These Kenya art activities are wonderful for getting to know Kenyan leaders and creators, and learning from their gifts and style. Keep reading until the end for some virtual field trips to some amazing museums in Kenya!
Featured Kenya Artist: Suzanna Owiyo
Suzanna Owiyo is a popular contemporary singer. She has especially used her position to support the “Because I Am A Girl” campaign, which helps girls get education. She is a National Goodwill Ambassador for the United Nations Environment Programme.
Nature in Kenya
There are a number of large animals that live in Kenya and commune with its beautiful land. They work together in dry and rainy seasons, and with rivers and wilderness. Some common animals are zebras, wildebeest, leopards, hippos, and more.
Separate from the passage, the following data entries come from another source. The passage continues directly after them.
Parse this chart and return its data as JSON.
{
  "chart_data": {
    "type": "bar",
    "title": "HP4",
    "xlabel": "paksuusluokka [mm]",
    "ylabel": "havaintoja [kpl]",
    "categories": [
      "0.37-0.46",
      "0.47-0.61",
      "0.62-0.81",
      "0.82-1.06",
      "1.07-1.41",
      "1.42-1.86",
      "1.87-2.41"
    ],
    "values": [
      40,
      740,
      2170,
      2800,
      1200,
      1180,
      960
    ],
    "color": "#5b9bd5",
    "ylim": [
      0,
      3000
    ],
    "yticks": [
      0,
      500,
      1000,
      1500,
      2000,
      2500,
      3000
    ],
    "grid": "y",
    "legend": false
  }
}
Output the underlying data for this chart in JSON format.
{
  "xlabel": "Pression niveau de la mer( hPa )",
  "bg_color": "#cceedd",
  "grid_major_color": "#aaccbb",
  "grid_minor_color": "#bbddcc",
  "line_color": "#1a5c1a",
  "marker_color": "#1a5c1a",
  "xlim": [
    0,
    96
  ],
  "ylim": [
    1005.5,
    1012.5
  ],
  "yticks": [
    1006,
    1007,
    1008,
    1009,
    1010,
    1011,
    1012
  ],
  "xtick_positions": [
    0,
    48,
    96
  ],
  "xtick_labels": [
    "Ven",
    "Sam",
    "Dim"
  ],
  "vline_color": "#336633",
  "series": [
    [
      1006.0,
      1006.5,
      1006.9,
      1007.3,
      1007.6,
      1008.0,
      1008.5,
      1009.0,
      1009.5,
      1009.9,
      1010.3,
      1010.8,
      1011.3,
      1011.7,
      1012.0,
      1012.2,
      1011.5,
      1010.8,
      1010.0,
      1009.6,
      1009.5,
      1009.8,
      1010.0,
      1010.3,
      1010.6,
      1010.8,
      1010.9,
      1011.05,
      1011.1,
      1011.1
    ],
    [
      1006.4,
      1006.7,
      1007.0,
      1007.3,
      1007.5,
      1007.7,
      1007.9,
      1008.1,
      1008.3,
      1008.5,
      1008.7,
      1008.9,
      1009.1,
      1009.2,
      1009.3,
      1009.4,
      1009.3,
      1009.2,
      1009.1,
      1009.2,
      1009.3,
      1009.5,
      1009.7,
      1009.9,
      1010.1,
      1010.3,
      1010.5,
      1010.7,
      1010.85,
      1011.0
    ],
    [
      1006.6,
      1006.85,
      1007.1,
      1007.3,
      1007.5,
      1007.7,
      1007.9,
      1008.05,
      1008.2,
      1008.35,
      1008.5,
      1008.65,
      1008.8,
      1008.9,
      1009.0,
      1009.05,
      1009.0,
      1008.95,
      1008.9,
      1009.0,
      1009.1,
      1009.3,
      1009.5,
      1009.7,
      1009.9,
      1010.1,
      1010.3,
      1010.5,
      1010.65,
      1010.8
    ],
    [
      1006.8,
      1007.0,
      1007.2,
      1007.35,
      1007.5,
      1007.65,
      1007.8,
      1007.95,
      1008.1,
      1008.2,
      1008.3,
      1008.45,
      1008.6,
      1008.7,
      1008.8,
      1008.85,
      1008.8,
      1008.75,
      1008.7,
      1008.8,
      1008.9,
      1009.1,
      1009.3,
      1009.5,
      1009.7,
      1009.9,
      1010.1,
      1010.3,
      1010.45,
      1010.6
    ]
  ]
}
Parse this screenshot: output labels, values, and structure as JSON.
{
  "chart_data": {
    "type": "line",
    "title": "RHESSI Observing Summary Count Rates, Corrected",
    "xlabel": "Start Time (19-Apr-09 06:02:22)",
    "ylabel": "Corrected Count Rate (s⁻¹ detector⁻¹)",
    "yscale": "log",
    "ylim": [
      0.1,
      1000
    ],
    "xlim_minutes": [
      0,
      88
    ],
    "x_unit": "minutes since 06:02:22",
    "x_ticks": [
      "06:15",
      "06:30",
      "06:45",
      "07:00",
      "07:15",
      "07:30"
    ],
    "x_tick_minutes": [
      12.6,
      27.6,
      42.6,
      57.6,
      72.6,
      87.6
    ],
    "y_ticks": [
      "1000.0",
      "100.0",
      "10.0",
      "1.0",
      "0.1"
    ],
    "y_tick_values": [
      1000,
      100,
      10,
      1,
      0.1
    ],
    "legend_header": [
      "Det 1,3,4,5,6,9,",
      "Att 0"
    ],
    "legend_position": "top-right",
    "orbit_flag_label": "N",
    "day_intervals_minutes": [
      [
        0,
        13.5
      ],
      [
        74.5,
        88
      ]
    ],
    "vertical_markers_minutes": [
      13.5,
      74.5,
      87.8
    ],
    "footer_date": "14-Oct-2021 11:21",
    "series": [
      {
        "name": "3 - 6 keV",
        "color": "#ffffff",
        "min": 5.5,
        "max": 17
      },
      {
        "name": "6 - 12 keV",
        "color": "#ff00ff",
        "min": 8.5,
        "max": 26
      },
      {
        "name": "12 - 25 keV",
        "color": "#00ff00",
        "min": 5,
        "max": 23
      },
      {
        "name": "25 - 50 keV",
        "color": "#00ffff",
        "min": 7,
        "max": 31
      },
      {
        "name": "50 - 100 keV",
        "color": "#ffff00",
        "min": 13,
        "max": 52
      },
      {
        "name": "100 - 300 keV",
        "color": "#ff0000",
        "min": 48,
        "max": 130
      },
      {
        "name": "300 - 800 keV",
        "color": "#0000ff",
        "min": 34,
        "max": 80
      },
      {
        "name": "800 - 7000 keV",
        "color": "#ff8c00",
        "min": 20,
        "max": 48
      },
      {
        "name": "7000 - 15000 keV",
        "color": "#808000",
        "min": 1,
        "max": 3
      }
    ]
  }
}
Millions of people visit Kenya each year to see its endless savanna and the animals that inhabit it: elephants, lions, cheetahs, giraffes, zebras, hippos, rhinos, and more. The Kenyan government has set up more than 50 reserves and parks to protect these animals.
People seeking African wildlife usually focus on Kenya’s lowland savannas. But Kenya’s ecosystems also include deserts, swamps, mountain, and forests. Each region has its own mix of plants and animals that are suited to the area’s particular conditions. Kenya’s highland forests are home to many animals found nowhere else in the world.
Kenyan Craft & Culture Activity for Kids: Maasai Beaded Necklace Craft
The Maasai people and other east African cultures make a lot of beautiful beadwork. The colors they choose are very symbolic, so please learn about them before making your jewelry. (You can learn more about the meaning of the colors HERE.)
Traditional Maasai beaded jewelry uses very small and slippery beads that may be difficult for kids to use. Instead, here, we will use slightly larger beads in a simpler pattern to allow children of varying ages to participate. We will also use softer yarn instead of harder necklace forms for safety with little ones.
Perler beads or craft beads (better for younger kids)
Yarn or embroidery floss
String your beads on your thread. You can either alternate colors (such as black and white), or you can make several rows (such as a row of red for strength, a row of blue for energy, a row of white for purity, etc.) and tie them all together. Be sure to tie off the ends so the beads don’t come loose. Then tie on your necklace!